Moreover, whatever competitive advantage is gained would likely prove temporary in the face of high domestic inflation that would ensure. Greece would likely feel compelled to introduce capital and foreign exchange controls, which would run afoul of EU Treaties, forcing it likely exit the EU as well as the EMU.
It is conceivable that were Greece to drop out of the monetary union, the political class would be destroyed and the ensuing economic crisis could lead to a breakdown of social order, shortages of food, bread riots and in a word, chaos.

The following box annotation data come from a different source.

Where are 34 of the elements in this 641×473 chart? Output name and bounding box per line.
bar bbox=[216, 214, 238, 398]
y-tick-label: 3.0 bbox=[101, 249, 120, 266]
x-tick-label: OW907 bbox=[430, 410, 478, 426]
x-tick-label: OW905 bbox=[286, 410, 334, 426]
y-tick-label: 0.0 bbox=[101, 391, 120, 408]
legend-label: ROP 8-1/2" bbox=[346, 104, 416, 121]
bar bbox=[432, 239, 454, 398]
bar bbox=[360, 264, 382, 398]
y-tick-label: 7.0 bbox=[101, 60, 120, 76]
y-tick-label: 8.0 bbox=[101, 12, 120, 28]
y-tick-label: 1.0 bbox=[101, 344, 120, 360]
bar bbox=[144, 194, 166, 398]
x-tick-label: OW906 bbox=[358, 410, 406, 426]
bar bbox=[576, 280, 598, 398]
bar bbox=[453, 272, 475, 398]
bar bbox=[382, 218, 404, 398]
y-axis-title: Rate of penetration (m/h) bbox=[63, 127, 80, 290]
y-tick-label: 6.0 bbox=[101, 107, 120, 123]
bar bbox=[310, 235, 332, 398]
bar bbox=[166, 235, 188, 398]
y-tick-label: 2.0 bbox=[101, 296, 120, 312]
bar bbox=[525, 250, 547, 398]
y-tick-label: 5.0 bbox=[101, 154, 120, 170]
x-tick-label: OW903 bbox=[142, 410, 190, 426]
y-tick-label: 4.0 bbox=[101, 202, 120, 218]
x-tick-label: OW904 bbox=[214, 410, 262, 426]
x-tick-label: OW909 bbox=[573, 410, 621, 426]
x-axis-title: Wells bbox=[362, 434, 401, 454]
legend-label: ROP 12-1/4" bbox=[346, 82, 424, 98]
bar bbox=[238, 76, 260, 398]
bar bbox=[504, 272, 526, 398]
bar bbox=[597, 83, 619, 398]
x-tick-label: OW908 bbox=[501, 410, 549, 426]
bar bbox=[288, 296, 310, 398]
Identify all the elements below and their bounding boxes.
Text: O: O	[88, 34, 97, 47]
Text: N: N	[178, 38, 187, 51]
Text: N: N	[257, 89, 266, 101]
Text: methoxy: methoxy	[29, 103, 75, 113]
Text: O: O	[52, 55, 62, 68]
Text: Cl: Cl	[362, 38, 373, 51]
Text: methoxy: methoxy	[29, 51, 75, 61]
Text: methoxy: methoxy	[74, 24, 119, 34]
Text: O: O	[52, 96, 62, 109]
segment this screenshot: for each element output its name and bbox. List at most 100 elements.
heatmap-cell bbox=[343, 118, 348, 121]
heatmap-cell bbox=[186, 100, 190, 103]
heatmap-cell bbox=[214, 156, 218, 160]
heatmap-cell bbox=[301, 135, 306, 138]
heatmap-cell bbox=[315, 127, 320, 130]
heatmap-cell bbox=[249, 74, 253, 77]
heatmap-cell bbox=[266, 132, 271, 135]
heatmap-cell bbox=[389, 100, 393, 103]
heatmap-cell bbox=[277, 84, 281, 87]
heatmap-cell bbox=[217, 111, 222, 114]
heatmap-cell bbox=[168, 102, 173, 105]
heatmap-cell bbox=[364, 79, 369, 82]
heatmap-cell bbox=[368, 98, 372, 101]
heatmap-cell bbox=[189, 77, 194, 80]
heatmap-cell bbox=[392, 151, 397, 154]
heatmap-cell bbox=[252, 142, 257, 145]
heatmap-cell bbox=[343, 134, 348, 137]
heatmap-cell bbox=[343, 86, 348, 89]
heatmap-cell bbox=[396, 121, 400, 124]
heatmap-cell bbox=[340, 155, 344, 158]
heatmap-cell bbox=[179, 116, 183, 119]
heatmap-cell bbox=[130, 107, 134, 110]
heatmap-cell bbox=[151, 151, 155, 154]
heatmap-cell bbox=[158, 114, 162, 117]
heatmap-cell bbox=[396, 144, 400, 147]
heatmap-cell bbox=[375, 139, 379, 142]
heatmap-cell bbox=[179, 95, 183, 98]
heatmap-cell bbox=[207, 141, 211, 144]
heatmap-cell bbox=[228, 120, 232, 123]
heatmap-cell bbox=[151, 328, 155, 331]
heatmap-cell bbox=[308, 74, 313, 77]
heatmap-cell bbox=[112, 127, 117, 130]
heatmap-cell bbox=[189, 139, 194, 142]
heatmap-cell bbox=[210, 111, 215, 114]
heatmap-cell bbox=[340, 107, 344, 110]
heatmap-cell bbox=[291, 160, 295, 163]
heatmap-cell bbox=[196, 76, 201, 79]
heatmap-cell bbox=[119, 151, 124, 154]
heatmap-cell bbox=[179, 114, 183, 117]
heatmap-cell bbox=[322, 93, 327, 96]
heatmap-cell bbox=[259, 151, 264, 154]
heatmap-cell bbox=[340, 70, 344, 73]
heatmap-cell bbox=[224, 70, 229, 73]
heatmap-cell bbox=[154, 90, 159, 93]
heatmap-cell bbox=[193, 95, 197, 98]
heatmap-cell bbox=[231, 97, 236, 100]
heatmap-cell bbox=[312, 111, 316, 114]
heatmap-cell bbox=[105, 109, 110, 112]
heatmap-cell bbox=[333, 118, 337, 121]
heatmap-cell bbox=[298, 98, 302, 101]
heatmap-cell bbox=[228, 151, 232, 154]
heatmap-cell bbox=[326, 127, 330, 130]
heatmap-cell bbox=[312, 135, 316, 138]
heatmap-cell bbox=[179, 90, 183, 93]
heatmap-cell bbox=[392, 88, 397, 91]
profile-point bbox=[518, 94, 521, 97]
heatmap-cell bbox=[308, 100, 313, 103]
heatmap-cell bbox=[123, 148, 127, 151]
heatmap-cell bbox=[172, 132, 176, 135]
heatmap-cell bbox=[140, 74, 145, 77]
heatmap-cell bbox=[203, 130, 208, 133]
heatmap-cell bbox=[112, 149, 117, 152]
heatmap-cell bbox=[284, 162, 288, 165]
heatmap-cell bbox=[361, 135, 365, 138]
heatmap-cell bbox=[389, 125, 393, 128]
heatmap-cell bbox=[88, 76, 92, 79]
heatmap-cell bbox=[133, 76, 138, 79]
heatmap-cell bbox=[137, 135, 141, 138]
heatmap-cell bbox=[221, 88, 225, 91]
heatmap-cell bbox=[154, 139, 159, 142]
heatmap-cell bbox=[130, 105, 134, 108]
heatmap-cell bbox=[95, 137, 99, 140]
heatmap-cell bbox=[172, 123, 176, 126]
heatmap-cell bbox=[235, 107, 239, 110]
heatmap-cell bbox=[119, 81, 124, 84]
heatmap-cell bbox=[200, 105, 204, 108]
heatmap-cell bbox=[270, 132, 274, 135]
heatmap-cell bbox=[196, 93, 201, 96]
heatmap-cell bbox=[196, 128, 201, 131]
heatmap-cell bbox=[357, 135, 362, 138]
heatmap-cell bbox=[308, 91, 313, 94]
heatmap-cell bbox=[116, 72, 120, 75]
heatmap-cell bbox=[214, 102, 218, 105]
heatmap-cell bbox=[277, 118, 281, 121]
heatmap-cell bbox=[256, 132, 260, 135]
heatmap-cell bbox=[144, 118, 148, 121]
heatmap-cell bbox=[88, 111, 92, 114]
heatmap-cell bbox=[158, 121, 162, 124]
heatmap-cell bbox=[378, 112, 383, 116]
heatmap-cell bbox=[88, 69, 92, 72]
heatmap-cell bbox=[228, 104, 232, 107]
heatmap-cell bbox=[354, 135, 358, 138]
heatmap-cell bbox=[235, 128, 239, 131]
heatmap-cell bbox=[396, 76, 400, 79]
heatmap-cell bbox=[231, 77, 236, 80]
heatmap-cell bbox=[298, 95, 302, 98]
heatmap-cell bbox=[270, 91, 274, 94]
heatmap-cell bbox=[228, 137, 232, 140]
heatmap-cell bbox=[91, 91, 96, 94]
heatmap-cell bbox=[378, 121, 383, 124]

Gaming out scenarios, to include more countries, or a creditor country, like Germany, drives home the point that there can be no orderly exit. As Socrates bid his friends farewell after drinking the hemlock, he noted that it was not clear who would be going to the better place. A country leaving the EMU would not solve any one’s problems and would likely serve as an accelerant of the crisis, not the end of it, even for the departing country.
Conclusion
Many economists and investors see a binary outcome of the European debt crisis: either the ECB backstops the sovereign/there is a European bond, or the euro zone breaks up. Instead, we think that the continuation of what can be called “muddling through” is the most likely scenario for the period ahead.
It is the absence of a comprehensive solution that will shape the investment climate. It means that the crisis continues. The risks are asymmetrically distributed to the downside, yet the ECB’s massive provision of liquidity would seem to contain the extreme tail risks.
The investment climate will be punctuated disequilibrium—episodic of spikes in market volatility and disruptions. There will be more European sovereign credit down grades. The rating agencies have numerous countries on negative watch and many will be resolved in Q1 and some countries appear to be vulnerable to cuts of more than one notch.
Moody’s two notch cut of Belgium’s rating on December 16th and keeping the negative outlook is suggestive of things to come. Given the linkages, sovereign downgrades will likely start another round of bank downgrades.
Several countries are cutting growth forecasts and it appears to be largely a foregone conclusion that many countries are going to contract in the first part of next year. The risk is for weaker rather than stronger growth, which in turn will jeopardize fiscal targets and require more austerity.
The strikes and demonstrations in Europe over the past year lend credence to the arguments that austerity is terribly unpopular and that it is producing a political backlash. This appears to be both an exaggeration and a simplification.
Spain, the most recent euro zone country to go to the polls, gave overwhelming support to the Popular Party which promised greater austerity than the outgoing Socialists. Polls indicate in that the government’s austerity in the UK is supported by a majority of voters. In Ireland and Portugal, the governments that have been elected since the crisis erupted are imposing more austerity than the governments that were voted out.
The governments that replace the technocratic governments in Greece and Italy are more likely to consolidate and extend the austerity programs that they will inherit than reverse it. Recent polls suggest an increased likelihood that Sarkozy is re-elected as France’s president in the spring. Support for Merkel’s has also risen recently, despite having lost nearly every state election this year, the self-immolation of the junior coalition partner, the FDP, and a financial scandal surrounding the President.
The European debt crisis is the single biggest risk facing the global economic and financial system. Investors should prepare for the continuation of the crisis, whose intensity ebbs and flows. We suggest three no’s in Europe capture the key elements of the investment climate. There will be no ECB sovereign backstop. There will be no European bond. There will be no euro zone break up. Such a climate is not supportive for the euro.